Riforma degli statali: com’è disciplinato il licenziamento

19 maggio 2017, di Mariangela Tessa

In dirittura d’arrivo la riforma degli statali. E’ atteso per oggi il via libera finale dal Consiglio dei ministri su uno dei capitoli più pesanti dell’intera riforma della P.A e uno dei più attesi, visto che senza le nuove regole non si riuscirebbe a sbloccare i contratti, fermi da otto anni.
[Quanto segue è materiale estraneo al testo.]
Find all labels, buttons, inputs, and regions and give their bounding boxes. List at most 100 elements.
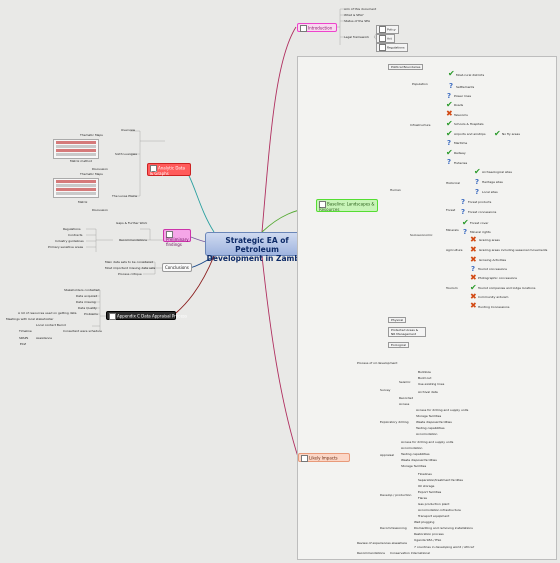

Nel dettaglio, i decreti Madia intervengono su licenziamenti, assunzioni, premi: una sorta di nuovo Statuto del pubblico impiego. E non mancano ritocchi dell’ultima ora. Si ampliano le chances d’ingresso per i precari e si chiariscono le conseguenze di una ‘pagella negativa’, che puo’ portare fino al licenziamento.

Come riferisce il Sole 24 Ore:

“Accanto alle classiche false timbrature, assenze ingiustificate, false dichiarazioni per ottenere posti o promozioni e così via, le nuove regole impongono l’addio a chi viola in modo «grave e reiterato» i codici di comportamento, mostra uno «scarso rendimento» a causa di reiterate violazioni degli obblighi per le quali è già stato sanzionato, oppure va incontro a «costanti valutazioni negative”.

Tra le altre novità previste dalla riforma riguardanti i concorsi, riferisce il Sole 24 Ore,

“ l’obbligo di prevedere la conoscenza dell’inglese (e di eventuali lingue aggiuntive), la valutazione del titolo di dottore di ricerca (che può diventare obbligatorio per profili specifici) e il tetto, al 20% dei posti messi a bando, per la possibilità di indicare “idonei” da chiamare quando il vincitore rinuncia.

L’ultima versione dei testi riserva inoltre qualche sorpresa, come l’inclusione nel piano straordinario di assunzione dei lavoratori che rischiavano di essere fuori per essere diventati ‘ex’, a causa della cessazione del contratto, prima dell’entrata in vigore del decreto. Saranno, infatti, ammessi al piano tutti coloro che risultano titolari di un rapporto di lavoro dal momento in cui e’ scattata la riforma ‘madre’, da cui i provvedimenti in questione discendono (28 agosto 2015).

Vengono superati alcuni ostacoli nella ricostruzione dell’anzianita’ necessaria, tre anni, per cui si dovrebbero poter sommare i periodi di servizio maturati in diverse
amministrazioni. Inoltre si può essere anche chiamati da un ufficio diverso da quello in cui si lavora, ampliando così le chances.